Si le nom de Jérusalem en Hébreu utilise la sonorité propre à la forme grammaticale du duel, c’est peut-être parce qu’elle est toujours insaisissable, comme si même une fois arpentée, apprivoisée, restait toujours une moitié mystérieuse, surprenante d’inconnu. « Yeroushalayim » – un nom double, comme celui qui désigne les yeux. Un mois à Paris aurait presque su faire oublier: notre conflit est partout, tellement intégré, qu’il n’est plus évident nulle part. 
 
Alors que les discussions de comptoir vont bon train sur l’intransigeance de notre gouvernement face aux demandes américaines de gel des implantations à Jérusalem et le refus des Palestiniens à reconnaître la judéité du pays, de nouveaux autocollants couvrent les voitures tandis que les vieux sont recyclés. On colle à nouveau des slogans politiques sur les arrêts de bus, des programmes entiers contenus dans une phrase courte, assez évocatrice pour signifier toute une politique.

Mais de quelle dualité parle-t-on? Et de quelle unité? La tradition juive imagine la ville comme une cité double, construite d’une partie terrestre et d’une autre céleste, loin des convoitises et conflits humains. Le slogan même des soutiens de son indivisibilité – « Yéroushalayim A’hat! » – porte en lui une contradiction linguistique. Tout en proclamant l’unité de la ville, il admet sa dualité, ne serait-ce qu’étymologiquement. Entre ville moderne et vieille ville, partie arabe et moitié occidentale, chacun participant à une situation inextricable, les contrastes semblent à eux seuls définir l’espace urbain. D’aucuns disent que Jérusalem rend fou. Elle en bouscule plus d’un de son charme fascinant, de sa lumière particulière, de ses opposés souvent complémentaires.
  
Perchés sur le toit de l’Hospice autrichien, au coeur de la vieille ville, j’explique à des amis de passage l’étrange phénomène des réservoirs d’eau. Les firmes israéliennes les recouvrent d’un revêtement blanc, tandis que les marques arabes laissent apparent le métal de couleur noire. Ainsi, profitant de la vue donnant sur les quatre parties de la vieille ville, il est possible de mesurer combien les populations sont mélangées, parfois malgré elles, dans l’enchevêtrement de constructions d’une vieille ville presque entièrement absorbée dans la contemplation de sa propre sainteté.

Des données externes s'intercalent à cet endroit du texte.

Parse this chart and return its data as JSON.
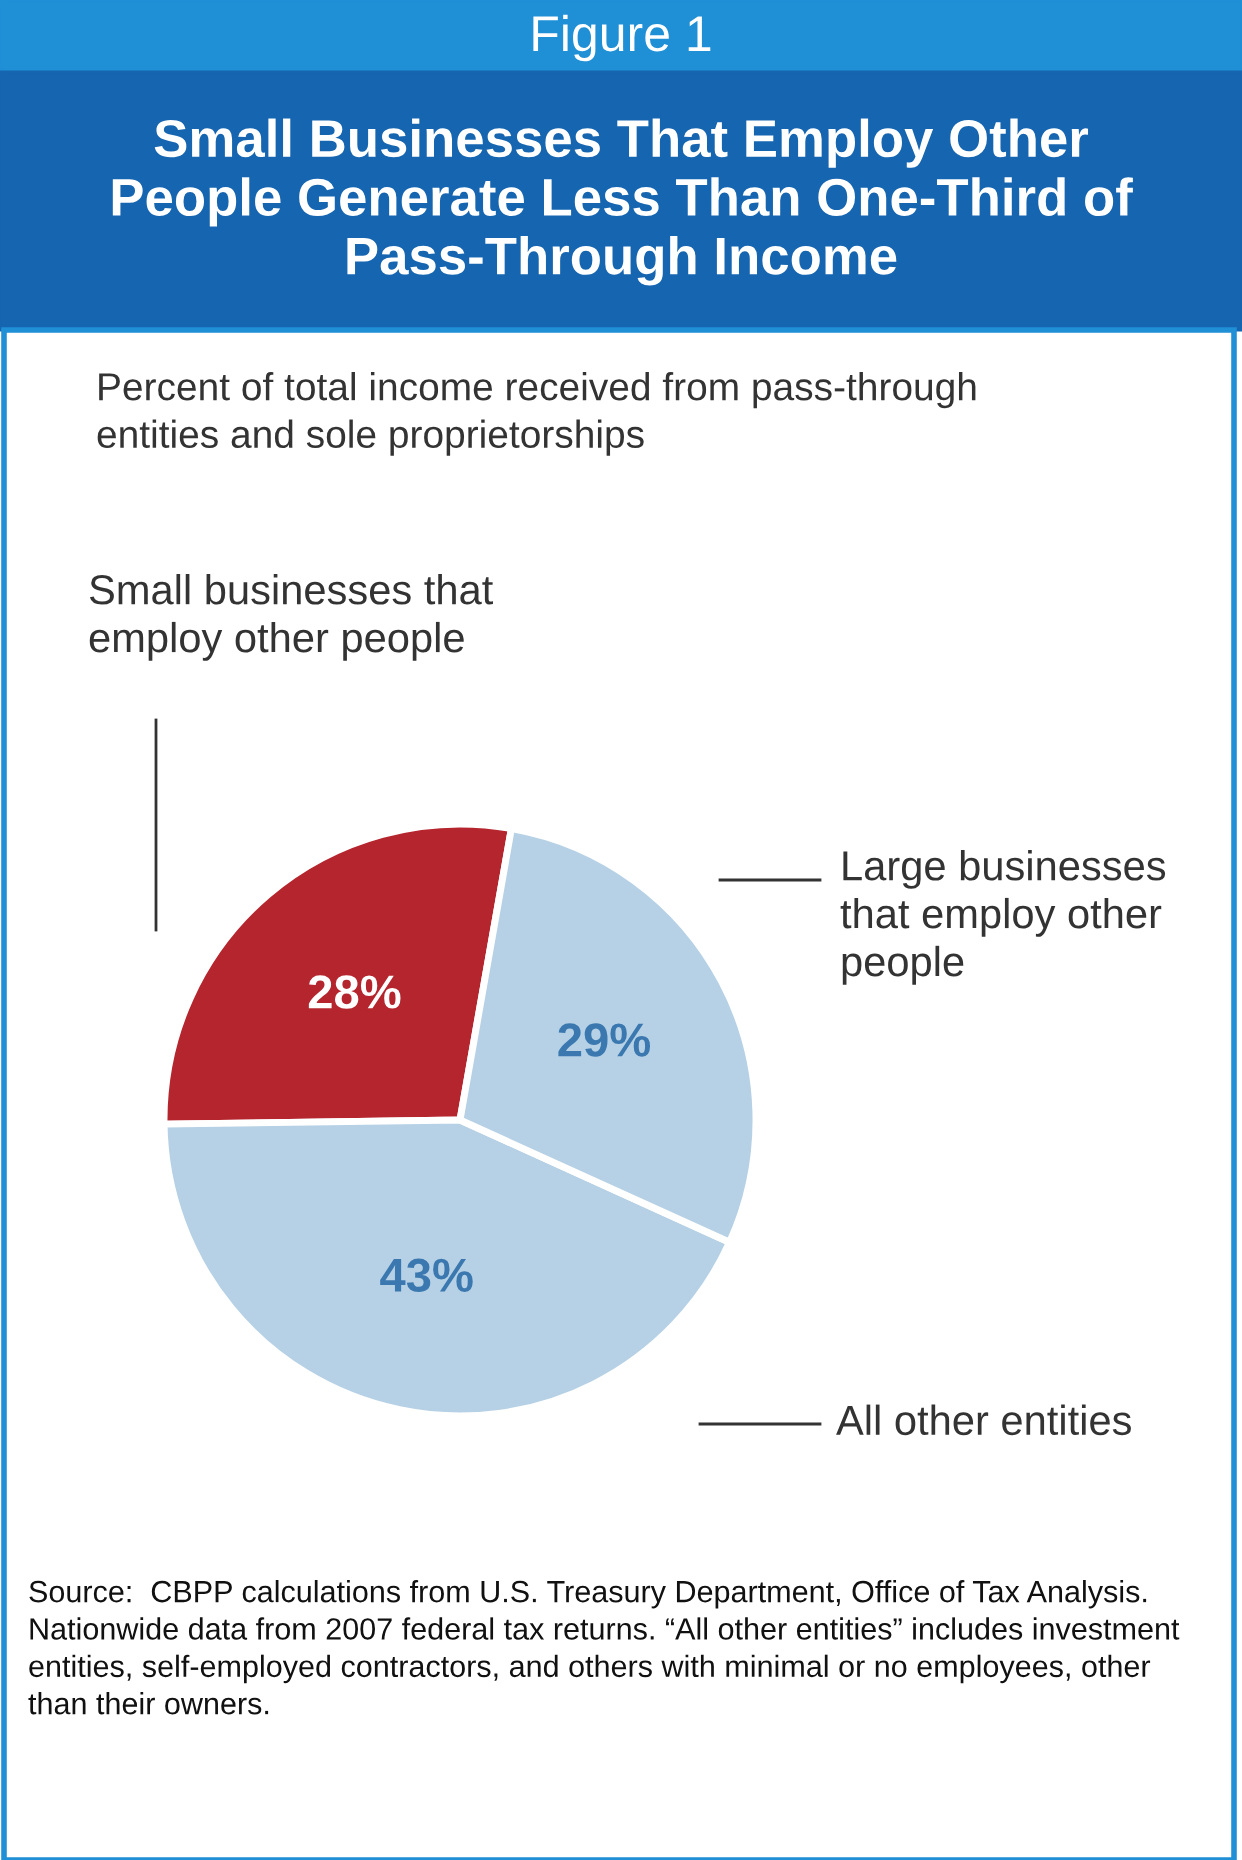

Et pourtant, rien ne serait moins aisé que de conclure que la division de la ville est naturelle. Le nom même de la ville est sujet à controverse, rajoutant un degré au paradoxe. Ainsi, faut-il lire plutôt « Yeroushalayim », qui littéralement pourrait se décomposer pour signifier double héritage, ou héritage de paix? Ou bien « Yeroushalem », tel que le fait l’Hébreu biblique, dont le sens alors diffère significativement? Entre le mot paix (« shalom ») et le mot complet (« shalem ») il n’y a en Hébreu qu’une voyelle de différence. Pour Jérusalem, il s’agira à moyen terme d’un choix aussi crucial que chargé de sens.